Tout en parlant ainsi et, on le pense bien, avec un sérieux imperturbable, Henry Monnier avait posé son pied sur celui du malheureux boutiquier. Celui-ci poussa un cri de terreur, se dressa brusquement, jeta sur la table, pour payer ses consommations, une pièce d'argent et, sans attendre la monnaie, entraînant sa femme, il se précipita vers la porte. Jamais plus ils ne reparurent, mais ils purent plus tard raconter, avec complaisance, qu'ils avaient bu à la même table que le Bourreau de Paris.

A l'époque où Henry Monnier jouait ainsi la comédie, à la ville comme sur la scène, on voyait au Divan Lepelletier, ce café Procope de la Rive droite, Alfred de Musset, qui s'y abreuvait d'un horrible mélange de bière et d'eau-de-vie ; Gustave Planche, vieilli, démoli, qui, fidèle à ses habitudes, commandait invariablement un petit verre de genièvre, et, déjà atteint de folie, Gérard de Nerval qui arrivait sans chapeau et tenant à la main, comme une dryade ou une ondine, une fleur de glaïeul.

Les artistes abondaient, et dans tous les genres : Berlioz, Gavarni, Gleyre, Aimé Millet, Chenavard, excellent peintre quand il n'avait pas le pinceau à la main, Lemaire, Auguste Préault, que l'attente trop prolongée du ruban rouge faillit rendre fou furieux, et qui réussissait beaucoup mieux ses épigrammes que ses statues.

Le chansonnier Gustave Mathieu, joyeux drille et non dénué de roublardise, propriétaire d'une vigne dans le Nivernais, vantait de table en table son vin, le Clos Pessin, dont il portait toujours sur lui quelques fallacieux échantillons.

Tout à coup, on entendait d'un bout à l'autre de la salle comme un roulement de tonnerre. C'était le peintre Courbet qui éclatait de rire. Son ventre, son nez, sa barbe, tout riait à la fois. Il levait les jambes, tapait du pied, se frappait les cuisses, le derrière, reniflait, s'essuyait les yeux, poussait des oh ! oh ! oh ! des ah ! ah ! ah ! et pendant deux ou trois minutes, tant que durait l'accès, toute la salle se remplissait d'un bruit de cascade.

Le samedi 14 octobre 1859, le Divan Lepelletier ferma pour toujours ses portes.
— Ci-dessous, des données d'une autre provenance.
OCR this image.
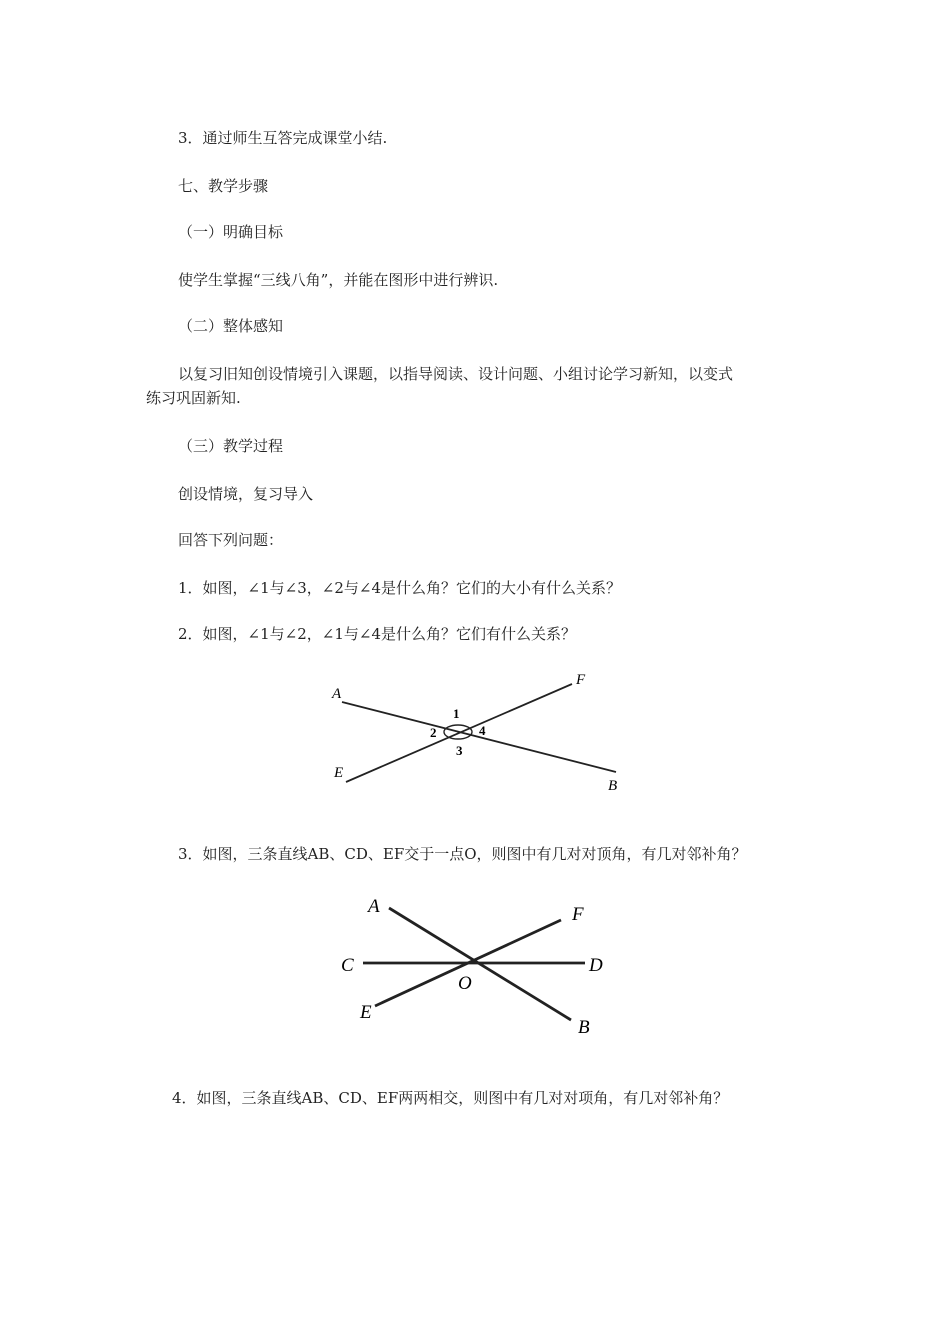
3．通过师生互答完成课堂小结.
七、教学步骤
（一）明确目标
使学生掌握“三线八角”，并能在图形中进行辨识.
（二）整体感知
以复习旧知创设情境引入课题，以指导阅读、设计问题、小组讨论学习新知，以变式
练习巩固新知.
（三）教学过程
创设情境，复习导入
回答下列问题：
1．如图，∠1与∠3，∠2与∠4是什么角？它们的大小有什么关系？
2．如图，∠1与∠2，∠1与∠4是什么角？它们有什么关系？
A
B
E
F
1
2
3
4
3．如图，三条直线AB、CD、EF交于一点O，则图中有几对对顶角，有几对邻补角？
A
B
C	D
E
F
O
4．如图，三条直线AB、CD、EF两两相交，则图中有几对对项角，有几对邻补角？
Il était célèbre, mais il n'avait pas fait fortune.

On célébra ses funérailles (et il le méritait bien) dans un banquet où assistaient une soixantaine de personnes. Il y eut, nécessairement, des discours, et un des convives, André de Goy, dont le nom ne nous dit plus grand'chose aujourd'hui, chanta des couplets qu'il venait d'improviser sur un air du compositeur de romances Monpou.

Adieu, Divan patrie !
Des grands coeurs tracassés.
Je te quitte et m'écrie :
Mes beaux jours sont passés !

Toi qui, plus fort que d'autres,
Sur tes coussins railleurs,
A vu les mille apôtres
De Bohème ou d'ailleurs ;
Devant tes froides tables
Ne viendront pas s'asseoir
Ces bons et pauvres diables
Qui déjeunaient le soir.
Adieu, Divan...


Quoi qu'en dise cette oraison funèbre, les bohèmes, les vrais bohèmes à la Murger, les Sans-le-sou de la Littérature, comme on les appellera, ne s'exhibaient guère dans les trop riches cafés de journalistes. Ils s'éloignaient peu de la Rive gauche, où nous les retrouverons, mais ils se hasardaient parfois dans le quartier du Temple et celui des Halles, où la misère, surtout joyeuse, vibrante, parée de talent et empanachée de poésie, ne risquait pas de faire trop mauvaise figure.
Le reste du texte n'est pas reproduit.